BACKGROUND: To estimate the effect of dietary intake of lutein and zeaxanthin (L/Z) and fats on the progression of age-related macular degeneration (AMD). METHODS: Two hundred and fifty-four subjects identified with early age-related macular degeneration (AMD) were re-examined to determine 7-year AMD progression. Intakes of L/Z and fatty acids were estimated from food frequency questionnaires. Progression was defined by 3 different definitions, 2 quantitative and 1 qualitative, which varied in the stringency of the change required for the AMD to be deemed to have progressed. Covariates included age, smoking, AMD family history, source study, and follow-up duration. RESULTS: Energy-adjusted L/Z intake as a continuous variable was associated with AMD progression in the worse affected eye when defined by the most stringent criterion (odds ratio [OR] = 2.65, 95% confidence interval [CI] 1.13-6.22, p = 0.02).
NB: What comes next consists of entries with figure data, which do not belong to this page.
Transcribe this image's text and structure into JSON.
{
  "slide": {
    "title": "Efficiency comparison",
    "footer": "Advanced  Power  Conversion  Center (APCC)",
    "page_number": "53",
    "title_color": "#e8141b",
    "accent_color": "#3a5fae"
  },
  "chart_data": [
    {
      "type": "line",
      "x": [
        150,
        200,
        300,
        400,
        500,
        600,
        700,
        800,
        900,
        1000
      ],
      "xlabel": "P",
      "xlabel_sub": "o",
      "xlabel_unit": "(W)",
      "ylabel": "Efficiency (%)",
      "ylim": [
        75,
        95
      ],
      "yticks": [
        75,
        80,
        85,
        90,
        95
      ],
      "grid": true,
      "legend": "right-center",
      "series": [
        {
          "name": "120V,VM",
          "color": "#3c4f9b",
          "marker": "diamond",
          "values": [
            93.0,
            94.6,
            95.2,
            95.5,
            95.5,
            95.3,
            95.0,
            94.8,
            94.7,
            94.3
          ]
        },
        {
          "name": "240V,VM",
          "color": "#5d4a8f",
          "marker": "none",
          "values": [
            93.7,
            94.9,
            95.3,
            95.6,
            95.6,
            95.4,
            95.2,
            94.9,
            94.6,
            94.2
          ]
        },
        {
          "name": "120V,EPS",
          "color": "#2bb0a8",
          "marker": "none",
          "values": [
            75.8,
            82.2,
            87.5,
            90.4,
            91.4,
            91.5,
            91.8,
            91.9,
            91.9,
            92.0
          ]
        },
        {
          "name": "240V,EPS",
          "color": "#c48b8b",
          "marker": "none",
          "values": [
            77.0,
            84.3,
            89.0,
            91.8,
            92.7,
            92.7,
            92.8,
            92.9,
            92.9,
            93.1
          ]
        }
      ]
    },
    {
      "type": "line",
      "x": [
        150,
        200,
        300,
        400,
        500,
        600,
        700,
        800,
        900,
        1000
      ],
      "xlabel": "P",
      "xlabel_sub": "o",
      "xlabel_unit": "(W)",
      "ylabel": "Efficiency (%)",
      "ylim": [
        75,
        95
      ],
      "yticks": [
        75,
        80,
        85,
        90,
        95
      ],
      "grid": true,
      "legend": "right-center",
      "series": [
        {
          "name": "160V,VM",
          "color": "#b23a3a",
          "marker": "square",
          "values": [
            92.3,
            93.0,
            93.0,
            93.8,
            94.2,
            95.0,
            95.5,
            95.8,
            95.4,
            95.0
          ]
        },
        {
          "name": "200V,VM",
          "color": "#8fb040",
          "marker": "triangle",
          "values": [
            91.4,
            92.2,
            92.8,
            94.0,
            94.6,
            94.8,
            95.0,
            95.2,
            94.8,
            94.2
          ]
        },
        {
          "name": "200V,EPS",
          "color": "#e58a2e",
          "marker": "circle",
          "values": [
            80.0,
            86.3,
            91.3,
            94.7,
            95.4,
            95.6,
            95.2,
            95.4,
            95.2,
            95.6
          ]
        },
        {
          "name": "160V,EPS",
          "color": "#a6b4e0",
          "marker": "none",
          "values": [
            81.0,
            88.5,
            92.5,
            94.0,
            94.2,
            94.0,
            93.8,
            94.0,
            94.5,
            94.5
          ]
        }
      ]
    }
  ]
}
Similar associations were observed for the 2 other progression definitions (p = 0.18 and p = 0.13). Energy-adjusted omega-3 fatty acid intake modelled as a quintile median was associated with AMD progression only in the side-by-side assessment (OR = 2.56, 95% CI 1.11-5.91, p = 0.03), with borderline significance in the other 2 definitions (p = 0.05 and p = 0.08). No association of AMD progression was observed with the intake of either total fat or other subgroups: saturated, polyunsaturated, or monounsaturated fats; trans fatty acids; or omega-6 fatty acids. INTERPRETATION: The findings of the study are counterintuitive, suggesting that increased intakes of dietary L/Z and omega-3 fatty acids are associated with progression of AMD. These results may indicate that too much of a good thing might be harmful. It is possible that in this study participants adopted a more healthy diet, having been aware of their AMD status at the beginning of the study. This healthy diet was then reflected in the dietary questionnaire completed at the end of study. However, this explanation may not adequately explain why those whose AMD had progressed, on the basis of fundus signs and not symptoms such as visual acuity decline, adopted a healthier lifestyle more aggressively than those without progression.